By Drew Stevens, Ph.D.

Peter Drucker once stated that the purpose of every American business is one thing – creating customers. Research by the American Management Association show that your average HAPPY customer will tell 3 people about her experience with you. Research shows that, out of 25 dissatisfied customers, one customer complain, 24 are dissatisfied but do not complain, and 6 of 24 non complainers have serious issues with the organization. More importantly for selling professionals, customer service is included in 40 percent of every client interaction.

I remember the greatest words I ever heard when seeking to repair my computer after a 3 hour conversation, the representative getting tired stated, “You are a customer, and I will get this repaired for you no matter what”. When you supply grand slam customer service, your business costs are lower and your success greater.

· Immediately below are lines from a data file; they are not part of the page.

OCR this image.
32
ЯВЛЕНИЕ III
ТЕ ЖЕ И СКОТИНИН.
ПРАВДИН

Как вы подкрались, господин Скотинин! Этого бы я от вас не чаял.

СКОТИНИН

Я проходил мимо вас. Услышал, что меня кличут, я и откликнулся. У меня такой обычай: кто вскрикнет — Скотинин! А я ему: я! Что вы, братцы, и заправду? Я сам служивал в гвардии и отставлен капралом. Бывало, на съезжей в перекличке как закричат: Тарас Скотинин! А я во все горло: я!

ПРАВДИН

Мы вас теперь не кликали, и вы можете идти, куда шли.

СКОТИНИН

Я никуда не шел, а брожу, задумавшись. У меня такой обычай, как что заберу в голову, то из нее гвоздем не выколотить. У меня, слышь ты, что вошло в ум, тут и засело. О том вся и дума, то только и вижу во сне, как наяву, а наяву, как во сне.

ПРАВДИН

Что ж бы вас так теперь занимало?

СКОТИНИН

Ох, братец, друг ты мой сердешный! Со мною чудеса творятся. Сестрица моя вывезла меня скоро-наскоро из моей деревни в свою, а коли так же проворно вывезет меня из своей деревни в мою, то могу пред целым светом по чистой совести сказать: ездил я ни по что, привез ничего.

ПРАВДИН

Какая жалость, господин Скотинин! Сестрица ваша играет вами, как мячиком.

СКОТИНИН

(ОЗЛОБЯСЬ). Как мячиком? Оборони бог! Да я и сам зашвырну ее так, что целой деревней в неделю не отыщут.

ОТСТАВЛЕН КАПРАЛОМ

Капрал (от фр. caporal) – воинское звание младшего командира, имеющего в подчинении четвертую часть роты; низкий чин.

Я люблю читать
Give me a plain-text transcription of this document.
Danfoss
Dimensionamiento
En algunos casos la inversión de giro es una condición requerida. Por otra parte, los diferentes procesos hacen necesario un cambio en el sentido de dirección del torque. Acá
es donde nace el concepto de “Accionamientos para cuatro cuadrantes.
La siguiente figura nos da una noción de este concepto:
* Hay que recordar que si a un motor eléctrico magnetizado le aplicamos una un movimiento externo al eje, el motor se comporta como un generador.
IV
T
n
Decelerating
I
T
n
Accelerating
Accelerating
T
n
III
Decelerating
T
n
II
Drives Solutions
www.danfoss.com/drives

Great Service Requires Great Solutions

After doing some research, I have discovered that the key to grand slam customer service is practicing it. Just like an athlete practices for an event, or the musician practices for a concert, the service provider must practice. Here is my seven-step protocol to enhance your service delivery based on my course Split Second Customer Service™.

PRACTICE ™ Customer Service

  • Positive First Impression – you must be genuinely interested in assisting others. passion and empathy separates the athletes from the spectators.
  • Rapport – 98% of every interaction involves trust and respect. Ensure you establish rapport with every client.
  • Assess the Issue – Asking provocative questions is the only way to get to the heart and soul of every issue.
  • Communication – The best communicators listen first and speak second. Athletes know when to ask and when to tell.
  • Time Management – Customer Service representatives are trained to expeditiously respond to issues but can you do this qualitatively too?
  • Interest – Gaining interest requires an understanding of the multi generational and cultural issues that assist in building rapport and becoming genuinely being interested in others, a famous Dale Carnegie and biblical trait.
  • Closing on a Positive Note – Always close your calls on the positive side seeking to address any open issues and questions.
  • Evaluation  – Customer service requires conviction and passion to aid others. Once complete with your calls ensure you also evaluate to carry these themes from call to call.

No Clients are the same

You must adjust this process to fit your business and strategy. Ensure success by evaluating your clients, and your staff to closely align the staff with compelling client needs. Document your successes and discuss these with your team, so that your game plans adjust as new needs arise.